HRP SU19-9: Research Opportunity with Dr. Reinhard Laubenbacher

Project Mentor

Dr. Reinhard Laubenbacher
Center for Quantitative Medicine

Undergraduate Research Opportunity Description

Project Description The student project is part of a larger program to develop a collection of algorithms for mathematical modeling and data analysis in biomedicine. The collection of algorithms is intended to be “crowd sourced,” in the sense that algorithm developers from around the world can upload their own algorithms and link them with already posted algorithms into workflow pipelines. For this purpose, we are developing two tools that facilitate the packaging of algorithms and their computational environment into Docker containers, and connect them together through a drag-and-drop tool.The role of the student in the project is to contribute to the further development of these two tools.
Project Direction The broader research direction of this project is to develop computational tools for biomedicine and the life sciences that can be widely and easily used by the computational biology community.
Mentorship and Supervision The student will be supervised by Dr. Reinhard Laubenbacher, together with other team members working on the project. Dr. Laubenbacher will meet with the student weekly, in addition to regular project meetings. Feedback will be provided during those meetings.
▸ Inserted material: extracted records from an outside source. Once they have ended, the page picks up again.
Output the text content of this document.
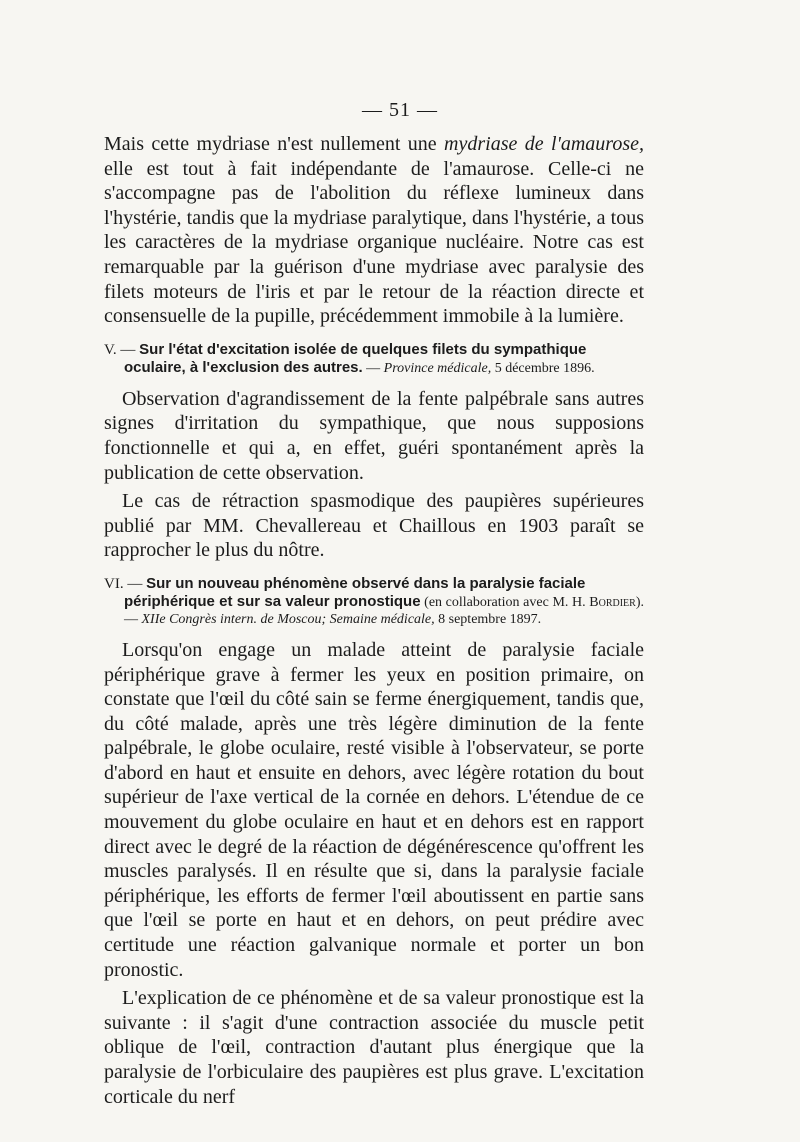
— 51 —

Mais cette mydriase n'est nullement une mydriase de l'amaurose, elle est tout à fait indépendante de l'amaurose. Celle-ci ne s'accompagne pas de l'abolition du réflexe lumineux dans l'hystérie, tandis que la mydriase paralytique, dans l'hystérie, a tous les caractères de la mydriase organique nucléaire. Notre cas est remarquable par la guérison d'une mydriase avec paralysie des filets moteurs de l'iris et par le retour de la réaction directe et consensuelle de la pupille, précédemment immobile à la lumière.

V. — Sur l'état d'excitation isolée de quelques filets du sympathique
oculaire, à l'exclusion des autres. — Province médicale, 5 décembre 1896.

Observation d'agrandissement de la fente palpébrale sans autres signes d'irritation du sympathique, que nous supposions fonctionnelle et qui a, en effet, guéri spontanément après la publication de cette observation.

Le cas de rétraction spasmodique des paupières supérieures publié par MM. Chevallereau et Chaillous en 1903 paraît se rapprocher le plus du nôtre.

VI. — Sur un nouveau phénomène observé dans la paralysie faciale
périphérique et sur sa valeur pronostique (en collaboration avec M. H. Bordier). — XIIe Congrès intern. de Moscou; Semaine médicale, 8 septembre 1897.

Lorsqu'on engage un malade atteint de paralysie faciale périphérique grave à fermer les yeux en position primaire, on constate que l'œil du côté sain se ferme énergiquement, tandis que, du côté malade, après une très légère diminution de la fente palpébrale, le globe oculaire, resté visible à l'observateur, se porte d'abord en haut et ensuite en dehors, avec légère rotation du bout supérieur de l'axe vertical de la cornée en dehors. L'étendue de ce mouvement du globe oculaire en haut et en dehors est en rapport direct avec le degré de la réaction de dégénérescence qu'offrent les muscles paralysés. Il en résulte que si, dans la paralysie faciale périphérique, les efforts de fermer l'œil aboutissent en partie sans que l'œil se porte en haut et en dehors, on peut prédire avec certitude une réaction galvanique normale et porter un bon pronostic.

L'explication de ce phénomène et de sa valeur pronostique est la suivante : il s'agit d'une contraction associée du muscle petit oblique de l'œil, contraction d'autant plus énergique que la paralysie de l'orbiculaire des paupières est plus grave. L'excitation corticale du nerf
The student will also be required to periodically submit brief written progress reports.
Student Qualifications Excellent programming skills, in particular Java and Python, experience with web-based tools, knowledge of algorithm design, ability to work effectively in a team.
Summer Schedule Options Research Dates: May 28 to August 2, 2019
Schedule: M-F, 9am-5pm
Project Continuation Fall 2019, Spring 2020
Academic Year Time Commitment 6 hours/week
Possible Thesis Project Yes

Application

Submit an online application for this research opportunity at https://quest.uconn.edu/prog/HRP19-9/. The application deadline is Monday, February 4, 2019.

This application requires a cover letter, a resume or CV, an unofficial transcript, a brief statement of research interests, and a brief statement of career interests.